Children should learn languages earlier
To increase its support for language learning Scotland’s National Centre for Languages (SCILT) is to receive an uplift in funding to over #600,000 in 2012-13. As part of this #120,000 is for pilot projects to further explore how language learning could start from P1 rather than P6, which is when most schools currently introduce it.
Dr Allan said: “The world is changing rapidly and radically and the Government has a duty to ensure that Scottish schools prepare young people so they can flourish and succeed in the globalised, multi-lingual world we now live in.
“One indisputable aspect of modern life is that more people travel widely for jobs and leisure and we must respond accordingly; we will not be as successful as a country and economy if we remain essentially a mono-lingual society.
“The Scottish Government is committed to radically improving the provision of modern languages in our schools. We see the Barcelona Agreement to the ‘1+2’ arrangement – learning two languages in addition to the mother tongue – as key to delivering this commitment. This is unique within the UK and will bring us more into line with other EU member states.
“The Modern Languages Working Group has endorsed this approach, and set out a strong case that Scotland can and must do more to provide our young people with a better language learning experience.

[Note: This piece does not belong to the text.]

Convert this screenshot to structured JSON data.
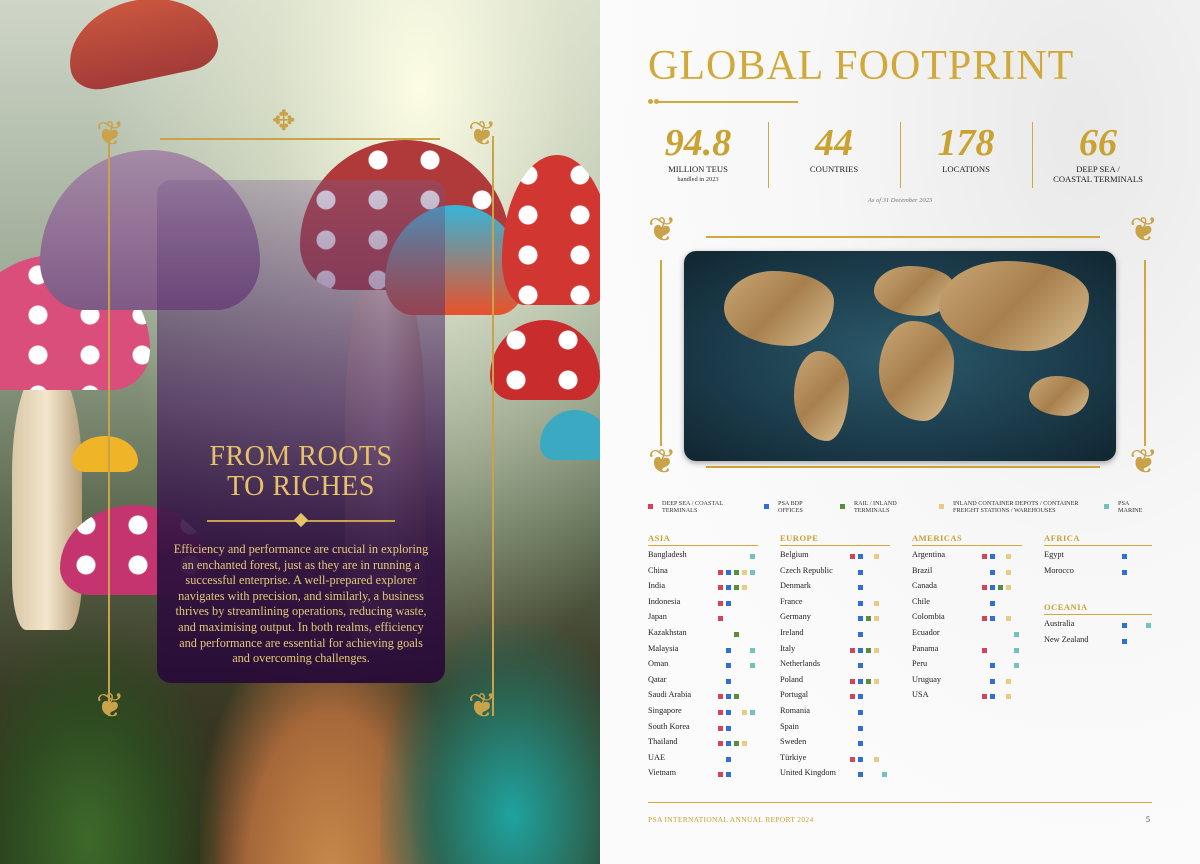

“We already set aside #4 million annually for local authorities to support modern language teaching. I invite local authorities to work with SCILT to lead the way in what I see as a radical change of approach. Introducing two additional languages is an ambitious goal, but these recommendations give us an excellent platform to deliver it.
“Today sees our initial response to this report and we will continue to work to raise language learning to higher levels in the years ahead.”